I created my blog called Smiling at Life because in this tough economy, we need to remind ourselves to do just that.  Plus, I’ve always been fascinated by people who can persevere though the most difficult of circumstances, yet still keep working toward their goal.  I’m equally curious as to how people can squander their fortune, especially after years of trying to obtain it. 

Overall, I intend to examine various leaders and the subject of leadership.  I’ll write about people from Delaware County and throughout the world ranging from politicians and celebrities to educators and everyday people.  That being the case and since I’m somewhat of a cynic (a fact that I’m rather proud of), I reserve the right to use the term “leader” rather loosely.  I think it’ll make things much more fun.

So, how about you?  Are you facing a setback? Or, have you made it big and are in danger or worse yet, in complete denial that you’re about to lose it all?  In either case, save yourself.  Get a slice a pizza and read my blog.  I guarantee you’ll have something to smile or at least to think about.

Okay, I have a bone to pick with Paula Deen

As an entrepreneur – she is 100% fabulous.  I applaud her success.  Love her show, books and food.  That said, what in the world is she doing?  I mean sponsoring a drug for Type II Diabetes?  That’s all we need – another celebrity pushing pills for what can be better managed with proper diet and exercise.  

Clearly, she needs medical help for her condition since she hasn’t slimmed down even after being diagnosed three years ago.  This is probably a high-risk situation now and hopefully, pills will be a short-term solution. Repeat, short-term solution.  I hope she takes better care of herself.

I’m all for making lemonade out of lemons, but this is different.  Her foray into pharmaceutical endorsements is a bad idea for her brand.  It dilutes it.  Paula is the product.  She’s chubby and jolly and loves to cook and eat fattening, greasy and very delicious foods.

Seriously, what will happen to her empire if she loses weight and goes cold-turkey?

According to the Wall Street Journal, a Paula Deen spokeswoman said that the chef will be creating lighter alternatives for her recipes and is in discussions with the Food Network to have those recipes incorporated into her show.
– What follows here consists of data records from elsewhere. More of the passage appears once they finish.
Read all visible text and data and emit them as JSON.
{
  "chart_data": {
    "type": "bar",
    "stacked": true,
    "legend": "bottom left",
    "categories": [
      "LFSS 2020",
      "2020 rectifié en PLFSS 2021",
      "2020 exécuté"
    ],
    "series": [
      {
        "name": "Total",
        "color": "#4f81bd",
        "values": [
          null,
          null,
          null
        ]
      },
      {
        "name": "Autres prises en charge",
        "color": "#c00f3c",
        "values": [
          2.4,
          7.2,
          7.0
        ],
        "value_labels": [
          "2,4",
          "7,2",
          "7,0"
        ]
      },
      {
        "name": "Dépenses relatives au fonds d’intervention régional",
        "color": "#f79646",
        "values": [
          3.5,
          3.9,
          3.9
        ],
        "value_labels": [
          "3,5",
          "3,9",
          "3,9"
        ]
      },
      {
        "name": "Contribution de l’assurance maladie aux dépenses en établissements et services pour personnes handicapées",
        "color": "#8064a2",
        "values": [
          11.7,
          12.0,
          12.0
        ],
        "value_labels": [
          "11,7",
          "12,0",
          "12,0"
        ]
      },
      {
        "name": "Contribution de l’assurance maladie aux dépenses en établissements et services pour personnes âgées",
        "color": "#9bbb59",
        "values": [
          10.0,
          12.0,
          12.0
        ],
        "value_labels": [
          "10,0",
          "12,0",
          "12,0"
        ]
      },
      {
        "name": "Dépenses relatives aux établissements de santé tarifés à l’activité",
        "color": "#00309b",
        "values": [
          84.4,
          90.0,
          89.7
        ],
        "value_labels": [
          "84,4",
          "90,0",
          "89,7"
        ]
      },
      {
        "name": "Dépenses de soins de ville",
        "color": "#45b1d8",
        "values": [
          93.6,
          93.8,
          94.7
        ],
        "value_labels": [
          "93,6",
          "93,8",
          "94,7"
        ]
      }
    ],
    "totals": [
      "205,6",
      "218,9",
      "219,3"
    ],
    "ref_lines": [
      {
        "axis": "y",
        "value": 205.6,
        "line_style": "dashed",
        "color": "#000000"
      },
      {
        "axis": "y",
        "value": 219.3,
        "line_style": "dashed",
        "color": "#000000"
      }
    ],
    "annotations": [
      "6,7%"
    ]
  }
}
She added that Ms. Deen will also “stay true to her Grandmama Paul’s Southern cooking, which is part of her heritage.”

I’m confused.  How do fat and skinny go together?  The answer is they don’t. 

How will she incorporate these two opposites on her show?  Will she create a companion low-cal Southern food recipe guide on Novo Nordisk’s website for a diabetes drug?  Will she star in wretched weepy commercials or show up on billboards and be featured in magazines pushing her anti-diabetes agenda?   

I hope not.  I’m not interested in hearing any of that from Paula.  I watch her because nobody else cooks fried fattening food with such joy.  I look forward to virtually indulging my appetite when I turn on the television.  I can feel my mouth start to salivate after her preview of that day’s devilishly decadent vittles. 

And, for a lady who connects so well the average viewer, I question how her fans might react to what appears to be capitalizing on her misfortune.  Then again, I’m pretty sure the media will laud her for being so brave and so open about her situation.  Let the gushing begin.

I know this diabetes marketing angle may sound tempting, but don’t do it Paula. Don’t get sidetracked.  You can get better and keep your business healthy at the same time.  Avoid the drug propaganda.  Stick with butter, sugar and molasses.  It’s what you know and what made you rich n’ famous.